I read this poem several weeks ago, and it's one that is still sticking around in my mind. I sent it to a friend who has recently become sober, and it's one of those poems that I keep coming back to as we face a shifting political climate (I'm still having a hard time listening to NPR like I used to...).
"Good Bones" by Maggie Smith
Life is short, though I keep this from my children.
Life is short, and I’ve shortened mine
in a thousand delicious, ill-advised ways,
a thousand deliciously ill-advised ways
I’ll keep from my children. The world is at least
fifty percent terrible, and that’s a conservative
estimate, though I keep this from my children.
For every bird there is a stone thrown at a bird.
For every loved child, a child broken, bagged,
sunk in a lake. Life is short and the world
is at least half terrible, and for every kind
stranger, there is one who would break you,
though I keep this from my children. I am trying
to sell them the world. Any decent realtor,
walking you through a real shithole, chirps on
about good bones: This place could be beautiful,
right? You could make this place beautiful.
Is it depressing or hopeful?
(Maybe depends on your opinion of realtors?)

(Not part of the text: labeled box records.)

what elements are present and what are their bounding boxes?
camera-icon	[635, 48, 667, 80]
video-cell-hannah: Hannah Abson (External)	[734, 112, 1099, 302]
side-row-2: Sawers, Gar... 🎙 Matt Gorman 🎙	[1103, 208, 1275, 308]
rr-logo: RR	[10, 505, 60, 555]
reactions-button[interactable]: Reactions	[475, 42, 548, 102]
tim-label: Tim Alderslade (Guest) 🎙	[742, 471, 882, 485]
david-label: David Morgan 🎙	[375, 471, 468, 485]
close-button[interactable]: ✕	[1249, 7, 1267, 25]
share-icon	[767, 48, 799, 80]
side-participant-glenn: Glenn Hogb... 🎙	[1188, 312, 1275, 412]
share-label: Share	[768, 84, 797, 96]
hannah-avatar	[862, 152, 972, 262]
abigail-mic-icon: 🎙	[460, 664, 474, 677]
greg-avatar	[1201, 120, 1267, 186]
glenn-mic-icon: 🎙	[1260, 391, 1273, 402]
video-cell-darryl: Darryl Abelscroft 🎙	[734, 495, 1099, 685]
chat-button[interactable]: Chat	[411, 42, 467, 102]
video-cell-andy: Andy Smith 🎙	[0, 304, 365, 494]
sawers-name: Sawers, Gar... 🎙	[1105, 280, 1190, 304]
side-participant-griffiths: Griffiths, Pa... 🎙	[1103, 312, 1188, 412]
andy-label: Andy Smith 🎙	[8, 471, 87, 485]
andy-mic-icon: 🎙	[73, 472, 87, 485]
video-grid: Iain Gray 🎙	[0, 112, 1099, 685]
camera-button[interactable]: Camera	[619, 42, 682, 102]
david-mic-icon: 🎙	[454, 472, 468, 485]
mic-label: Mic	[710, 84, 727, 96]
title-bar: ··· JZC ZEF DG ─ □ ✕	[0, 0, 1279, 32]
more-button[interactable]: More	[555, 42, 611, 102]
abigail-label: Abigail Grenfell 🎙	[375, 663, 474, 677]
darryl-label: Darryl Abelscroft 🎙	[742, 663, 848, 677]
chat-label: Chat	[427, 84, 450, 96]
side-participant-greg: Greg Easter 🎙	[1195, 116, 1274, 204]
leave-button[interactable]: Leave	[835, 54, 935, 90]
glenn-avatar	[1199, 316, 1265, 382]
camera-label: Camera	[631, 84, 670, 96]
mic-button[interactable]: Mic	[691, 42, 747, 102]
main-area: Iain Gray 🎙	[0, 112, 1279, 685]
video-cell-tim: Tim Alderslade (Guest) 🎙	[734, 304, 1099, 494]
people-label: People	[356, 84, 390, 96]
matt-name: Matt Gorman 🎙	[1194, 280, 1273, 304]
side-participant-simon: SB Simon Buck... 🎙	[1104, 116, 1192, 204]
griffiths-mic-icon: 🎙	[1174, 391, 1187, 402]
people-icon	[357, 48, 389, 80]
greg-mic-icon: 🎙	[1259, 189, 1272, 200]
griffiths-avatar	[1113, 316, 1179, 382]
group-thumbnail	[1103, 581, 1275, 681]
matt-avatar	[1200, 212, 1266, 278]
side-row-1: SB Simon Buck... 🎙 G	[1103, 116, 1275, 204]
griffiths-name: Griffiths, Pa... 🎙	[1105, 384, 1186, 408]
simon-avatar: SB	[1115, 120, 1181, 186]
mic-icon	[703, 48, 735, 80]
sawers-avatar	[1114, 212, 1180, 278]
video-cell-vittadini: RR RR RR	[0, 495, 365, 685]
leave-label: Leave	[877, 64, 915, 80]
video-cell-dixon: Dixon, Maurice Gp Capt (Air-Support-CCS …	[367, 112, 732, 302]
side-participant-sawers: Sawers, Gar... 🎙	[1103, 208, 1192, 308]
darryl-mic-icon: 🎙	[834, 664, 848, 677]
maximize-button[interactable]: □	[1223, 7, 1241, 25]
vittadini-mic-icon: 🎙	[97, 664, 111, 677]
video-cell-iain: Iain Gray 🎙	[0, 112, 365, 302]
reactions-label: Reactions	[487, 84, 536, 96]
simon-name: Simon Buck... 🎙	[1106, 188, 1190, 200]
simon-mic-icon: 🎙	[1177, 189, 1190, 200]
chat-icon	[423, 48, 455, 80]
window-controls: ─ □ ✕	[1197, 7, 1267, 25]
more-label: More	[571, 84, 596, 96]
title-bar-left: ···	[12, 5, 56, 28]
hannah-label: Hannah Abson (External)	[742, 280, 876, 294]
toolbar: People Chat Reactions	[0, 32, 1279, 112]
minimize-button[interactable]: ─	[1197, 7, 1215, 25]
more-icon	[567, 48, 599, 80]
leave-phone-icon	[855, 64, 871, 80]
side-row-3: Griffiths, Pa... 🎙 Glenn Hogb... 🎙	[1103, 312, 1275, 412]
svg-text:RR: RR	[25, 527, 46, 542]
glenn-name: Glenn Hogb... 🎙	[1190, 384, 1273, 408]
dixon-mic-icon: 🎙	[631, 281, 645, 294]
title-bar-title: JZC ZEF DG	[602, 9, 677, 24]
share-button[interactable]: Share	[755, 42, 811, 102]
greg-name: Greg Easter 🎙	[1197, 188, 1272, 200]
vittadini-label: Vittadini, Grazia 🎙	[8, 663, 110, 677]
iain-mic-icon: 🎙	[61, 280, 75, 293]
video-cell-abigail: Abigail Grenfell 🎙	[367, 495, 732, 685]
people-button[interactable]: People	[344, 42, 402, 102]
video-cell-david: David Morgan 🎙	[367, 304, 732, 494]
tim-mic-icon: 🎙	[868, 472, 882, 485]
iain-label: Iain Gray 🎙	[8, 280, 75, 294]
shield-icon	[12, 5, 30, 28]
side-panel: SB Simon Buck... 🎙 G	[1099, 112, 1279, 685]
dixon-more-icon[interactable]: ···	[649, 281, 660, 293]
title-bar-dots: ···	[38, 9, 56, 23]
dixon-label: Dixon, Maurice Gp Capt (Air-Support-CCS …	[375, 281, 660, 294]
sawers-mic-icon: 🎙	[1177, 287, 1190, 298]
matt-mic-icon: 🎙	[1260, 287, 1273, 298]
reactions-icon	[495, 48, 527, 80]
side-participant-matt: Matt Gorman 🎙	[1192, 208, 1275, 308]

I read it differently depending on the day, but I think I mostly try to feel hopeful about it. I mean, "Life is short and the world / is at least half terrible" and maybe we are living in a shithole that's going to sink under the sea when global warming melts all the ice caps in 50 years, and I'm trying to package that up to sell it to my kids as their future, but I'm optimistic about future generations (remember, the millennials almost all voted blue).
So I still think, yeah, "You could make this place beautiful."